The new organization will be called Christian Horizons. Menno Homes’s current services will continue – 11 homes and numerous day programs, including woodworking, recycling and golf course maintenance – with a new capacity for growth.
Founded in 1965, Christian Horizons supports 2,000 people with developmental disabilities and their families through residential, employment and supported vacation programs. With 200 residences in Ontario, Christian Horizons expanded their work into Saskatchewan in 2015.
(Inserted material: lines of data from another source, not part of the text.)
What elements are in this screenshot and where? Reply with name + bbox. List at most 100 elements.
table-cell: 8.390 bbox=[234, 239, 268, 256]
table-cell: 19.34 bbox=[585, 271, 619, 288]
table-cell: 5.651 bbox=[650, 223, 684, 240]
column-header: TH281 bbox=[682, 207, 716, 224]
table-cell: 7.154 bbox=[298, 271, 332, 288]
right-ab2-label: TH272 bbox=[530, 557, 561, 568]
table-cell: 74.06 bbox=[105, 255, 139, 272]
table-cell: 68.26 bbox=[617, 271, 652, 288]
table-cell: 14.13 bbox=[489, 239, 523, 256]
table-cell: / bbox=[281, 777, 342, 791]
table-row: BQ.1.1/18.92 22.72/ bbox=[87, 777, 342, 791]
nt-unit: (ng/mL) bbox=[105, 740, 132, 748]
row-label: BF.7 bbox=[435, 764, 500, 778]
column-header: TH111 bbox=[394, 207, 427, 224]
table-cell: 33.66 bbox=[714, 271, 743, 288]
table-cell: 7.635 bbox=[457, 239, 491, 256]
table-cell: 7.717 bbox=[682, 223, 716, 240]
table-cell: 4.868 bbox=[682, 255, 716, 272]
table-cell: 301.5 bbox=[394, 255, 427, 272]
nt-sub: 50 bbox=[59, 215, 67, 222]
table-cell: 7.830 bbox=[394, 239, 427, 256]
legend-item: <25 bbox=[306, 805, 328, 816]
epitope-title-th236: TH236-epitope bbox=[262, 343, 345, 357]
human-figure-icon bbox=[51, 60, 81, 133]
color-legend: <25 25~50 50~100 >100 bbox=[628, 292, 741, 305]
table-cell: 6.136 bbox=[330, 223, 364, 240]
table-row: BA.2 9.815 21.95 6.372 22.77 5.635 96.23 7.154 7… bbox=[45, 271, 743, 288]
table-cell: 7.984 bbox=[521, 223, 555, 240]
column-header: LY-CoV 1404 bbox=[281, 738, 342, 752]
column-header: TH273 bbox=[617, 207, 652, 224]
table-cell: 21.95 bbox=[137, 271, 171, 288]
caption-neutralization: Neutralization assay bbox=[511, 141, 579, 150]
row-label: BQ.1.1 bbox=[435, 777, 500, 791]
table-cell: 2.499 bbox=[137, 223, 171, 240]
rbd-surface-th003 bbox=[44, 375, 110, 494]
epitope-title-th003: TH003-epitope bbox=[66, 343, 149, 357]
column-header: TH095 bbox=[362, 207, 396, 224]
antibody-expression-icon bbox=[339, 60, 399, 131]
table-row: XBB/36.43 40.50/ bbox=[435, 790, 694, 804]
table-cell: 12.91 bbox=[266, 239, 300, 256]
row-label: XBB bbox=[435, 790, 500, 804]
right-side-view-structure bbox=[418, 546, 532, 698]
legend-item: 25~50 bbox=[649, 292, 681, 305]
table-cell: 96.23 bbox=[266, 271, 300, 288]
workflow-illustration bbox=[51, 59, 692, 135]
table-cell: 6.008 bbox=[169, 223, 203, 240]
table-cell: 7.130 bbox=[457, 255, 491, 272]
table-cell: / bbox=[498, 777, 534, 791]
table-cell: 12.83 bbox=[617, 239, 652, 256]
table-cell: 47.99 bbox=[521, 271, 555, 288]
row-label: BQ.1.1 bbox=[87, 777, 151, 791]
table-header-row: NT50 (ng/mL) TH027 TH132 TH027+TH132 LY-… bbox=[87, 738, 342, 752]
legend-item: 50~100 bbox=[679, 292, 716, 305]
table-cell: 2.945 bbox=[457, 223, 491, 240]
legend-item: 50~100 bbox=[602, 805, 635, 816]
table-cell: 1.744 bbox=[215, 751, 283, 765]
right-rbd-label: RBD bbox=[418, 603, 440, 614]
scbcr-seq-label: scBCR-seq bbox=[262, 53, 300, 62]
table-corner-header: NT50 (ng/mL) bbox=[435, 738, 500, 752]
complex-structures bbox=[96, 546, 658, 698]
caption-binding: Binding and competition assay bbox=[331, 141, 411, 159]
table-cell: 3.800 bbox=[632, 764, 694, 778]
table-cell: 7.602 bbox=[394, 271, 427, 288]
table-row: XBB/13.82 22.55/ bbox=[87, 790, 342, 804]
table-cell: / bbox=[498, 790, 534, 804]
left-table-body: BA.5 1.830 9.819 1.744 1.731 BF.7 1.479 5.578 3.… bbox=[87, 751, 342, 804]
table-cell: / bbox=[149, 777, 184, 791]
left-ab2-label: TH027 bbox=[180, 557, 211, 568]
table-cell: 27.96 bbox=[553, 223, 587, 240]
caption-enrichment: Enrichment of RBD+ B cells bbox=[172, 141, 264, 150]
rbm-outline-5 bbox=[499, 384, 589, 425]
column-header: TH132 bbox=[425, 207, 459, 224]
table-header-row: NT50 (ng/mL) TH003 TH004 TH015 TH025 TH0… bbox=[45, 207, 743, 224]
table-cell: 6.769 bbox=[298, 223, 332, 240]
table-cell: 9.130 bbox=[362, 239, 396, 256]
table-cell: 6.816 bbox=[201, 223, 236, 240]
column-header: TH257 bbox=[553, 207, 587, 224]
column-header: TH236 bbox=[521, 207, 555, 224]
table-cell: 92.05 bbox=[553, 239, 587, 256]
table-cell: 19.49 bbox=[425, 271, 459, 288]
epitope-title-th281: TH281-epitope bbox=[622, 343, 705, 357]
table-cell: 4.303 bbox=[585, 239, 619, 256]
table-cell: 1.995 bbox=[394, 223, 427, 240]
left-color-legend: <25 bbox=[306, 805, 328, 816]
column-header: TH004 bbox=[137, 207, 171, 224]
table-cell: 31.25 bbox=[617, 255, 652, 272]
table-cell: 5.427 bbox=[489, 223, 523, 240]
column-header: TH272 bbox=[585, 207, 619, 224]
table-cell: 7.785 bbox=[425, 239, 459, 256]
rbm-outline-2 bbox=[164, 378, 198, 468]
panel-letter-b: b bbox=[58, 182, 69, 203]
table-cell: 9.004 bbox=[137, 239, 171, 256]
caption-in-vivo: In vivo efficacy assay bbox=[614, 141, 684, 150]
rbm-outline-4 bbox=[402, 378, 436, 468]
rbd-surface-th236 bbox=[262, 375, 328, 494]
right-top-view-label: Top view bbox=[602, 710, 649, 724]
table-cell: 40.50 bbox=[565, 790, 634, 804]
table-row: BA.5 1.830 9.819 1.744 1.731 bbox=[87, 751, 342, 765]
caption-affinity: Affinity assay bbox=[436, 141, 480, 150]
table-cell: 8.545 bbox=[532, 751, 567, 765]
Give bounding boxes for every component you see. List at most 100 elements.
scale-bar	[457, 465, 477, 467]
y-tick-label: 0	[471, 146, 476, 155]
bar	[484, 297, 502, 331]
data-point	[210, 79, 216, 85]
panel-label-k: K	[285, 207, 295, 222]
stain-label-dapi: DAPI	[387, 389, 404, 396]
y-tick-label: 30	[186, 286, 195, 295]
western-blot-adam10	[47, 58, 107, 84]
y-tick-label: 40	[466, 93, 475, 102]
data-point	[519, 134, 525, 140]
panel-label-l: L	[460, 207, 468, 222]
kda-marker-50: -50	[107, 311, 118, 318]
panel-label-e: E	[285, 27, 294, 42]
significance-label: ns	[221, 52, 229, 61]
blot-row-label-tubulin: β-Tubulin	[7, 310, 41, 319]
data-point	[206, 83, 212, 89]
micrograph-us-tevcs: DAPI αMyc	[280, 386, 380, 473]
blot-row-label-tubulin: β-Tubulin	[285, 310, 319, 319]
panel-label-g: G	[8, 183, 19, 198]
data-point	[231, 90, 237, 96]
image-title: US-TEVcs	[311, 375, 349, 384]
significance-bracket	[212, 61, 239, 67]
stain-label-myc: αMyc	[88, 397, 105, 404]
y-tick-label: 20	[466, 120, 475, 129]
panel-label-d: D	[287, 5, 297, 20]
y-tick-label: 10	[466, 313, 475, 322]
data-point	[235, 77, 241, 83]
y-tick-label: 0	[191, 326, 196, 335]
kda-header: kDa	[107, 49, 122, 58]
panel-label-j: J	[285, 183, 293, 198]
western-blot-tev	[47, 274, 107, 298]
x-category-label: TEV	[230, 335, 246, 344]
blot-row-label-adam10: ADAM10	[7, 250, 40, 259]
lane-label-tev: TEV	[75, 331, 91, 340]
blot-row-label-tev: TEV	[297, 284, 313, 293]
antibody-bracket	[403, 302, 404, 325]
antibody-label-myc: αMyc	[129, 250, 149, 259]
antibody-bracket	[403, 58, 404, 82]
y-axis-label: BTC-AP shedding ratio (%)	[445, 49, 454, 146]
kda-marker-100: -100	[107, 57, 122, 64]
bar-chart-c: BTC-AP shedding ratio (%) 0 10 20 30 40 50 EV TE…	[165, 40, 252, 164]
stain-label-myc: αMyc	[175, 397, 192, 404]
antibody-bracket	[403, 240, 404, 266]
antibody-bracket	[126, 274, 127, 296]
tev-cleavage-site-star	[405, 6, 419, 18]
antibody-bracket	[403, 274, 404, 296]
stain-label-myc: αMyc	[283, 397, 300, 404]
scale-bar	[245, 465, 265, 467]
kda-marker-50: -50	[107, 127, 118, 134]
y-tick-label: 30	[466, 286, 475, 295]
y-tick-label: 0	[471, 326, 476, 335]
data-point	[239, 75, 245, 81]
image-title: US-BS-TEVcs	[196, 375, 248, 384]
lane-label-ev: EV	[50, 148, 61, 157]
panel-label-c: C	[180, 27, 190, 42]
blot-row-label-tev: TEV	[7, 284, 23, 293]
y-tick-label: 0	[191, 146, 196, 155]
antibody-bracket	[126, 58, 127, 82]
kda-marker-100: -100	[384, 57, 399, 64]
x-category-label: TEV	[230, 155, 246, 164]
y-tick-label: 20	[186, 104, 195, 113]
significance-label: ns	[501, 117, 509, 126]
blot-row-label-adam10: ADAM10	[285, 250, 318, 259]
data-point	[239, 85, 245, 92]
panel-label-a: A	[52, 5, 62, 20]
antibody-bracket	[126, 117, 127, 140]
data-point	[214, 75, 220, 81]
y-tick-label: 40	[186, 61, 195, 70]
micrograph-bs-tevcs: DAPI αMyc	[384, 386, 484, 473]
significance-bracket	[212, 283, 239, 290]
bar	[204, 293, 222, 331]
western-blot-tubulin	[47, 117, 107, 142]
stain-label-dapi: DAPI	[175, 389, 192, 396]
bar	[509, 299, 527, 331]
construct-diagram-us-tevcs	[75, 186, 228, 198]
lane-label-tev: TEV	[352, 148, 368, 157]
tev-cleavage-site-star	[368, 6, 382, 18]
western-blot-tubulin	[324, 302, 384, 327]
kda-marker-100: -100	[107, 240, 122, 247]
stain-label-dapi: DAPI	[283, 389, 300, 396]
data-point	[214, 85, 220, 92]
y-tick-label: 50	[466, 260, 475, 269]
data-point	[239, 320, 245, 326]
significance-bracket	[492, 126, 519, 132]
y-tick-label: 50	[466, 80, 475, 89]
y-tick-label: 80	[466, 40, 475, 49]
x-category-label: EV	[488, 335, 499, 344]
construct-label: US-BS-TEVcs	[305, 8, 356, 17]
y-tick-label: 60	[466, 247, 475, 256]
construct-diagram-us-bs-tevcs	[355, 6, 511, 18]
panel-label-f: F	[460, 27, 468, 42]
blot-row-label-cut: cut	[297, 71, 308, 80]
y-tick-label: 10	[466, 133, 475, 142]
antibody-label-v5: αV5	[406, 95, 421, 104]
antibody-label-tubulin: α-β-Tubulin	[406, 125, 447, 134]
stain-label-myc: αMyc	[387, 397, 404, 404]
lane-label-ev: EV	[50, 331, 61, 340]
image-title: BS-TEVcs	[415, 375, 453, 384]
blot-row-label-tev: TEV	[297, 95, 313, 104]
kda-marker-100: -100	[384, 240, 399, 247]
“Menno Homes brings our long history in the province, a strong relationship with MCC and Mennonite denominations and our expertise in the province- speci c aspects of our sector,” says Varey. “From Christian Horizons, we are gaining structures to help us to thrive: HR support, training, technology and programming support.”
“The amalgamation will help sustain and strengthen the Christian faith within Menno Homes,” says Peter Guenther, Menno Homes board chair. In June, all Menno Homes staff received training about how Christian Horizons’s faith impacts every aspect of the work.
Through the merger, Menno Homes also gains a worldwide connection: Christian Horizons Global supports people affected by intellectual or physical disabilities, HIV/AIDS, abandonment or extreme poverty in 60 communities across Uganda, South Sudan, Kenya, Ethiopia, Guatemala, Nicaragua and Haiti.
Empowering the church
“We will continue to support people to be active in their local faith communities and in their personal devotional lives,” says Varey. Drawing from Christian Horizons’s camp experience, Menno Homes is hosting the first Christian Horizons family retreat at Camp Elim in August.
To empower local church partners, Varey hopes to bring Christian Horizons’s faith and disability conferences to Saskatchewan. He is excited about working with the local church “as they develop inclusive spaces of belonging for the people we support.”
At Waldheim MB, a Sunday school class builds up 15–20 individuals from Menno Homes. To gain work experience, Menno Homes participants clean the church every Monday.
When a new Menno Homes residence goes up, Wiens hears only positive comments from neighbours. Participants from Menno Homes are at every sporting event – cheering for both teams.
“I have a cousin with a developmental disability, and I wish he could live in a town like this with an organization that cares like Menno Homes,” says Wiens. “It’s an extension of the gospel.”
“The opportunities for people impacted by disability across the nation have been increasing with the government and
the disability support sector’s emphasis on inclusive employment and full citizenship,” says Varey.
“With God all things are possible” (Matthew 19:26), says Varey. “I can’t wait to see what role we will play in those developments.”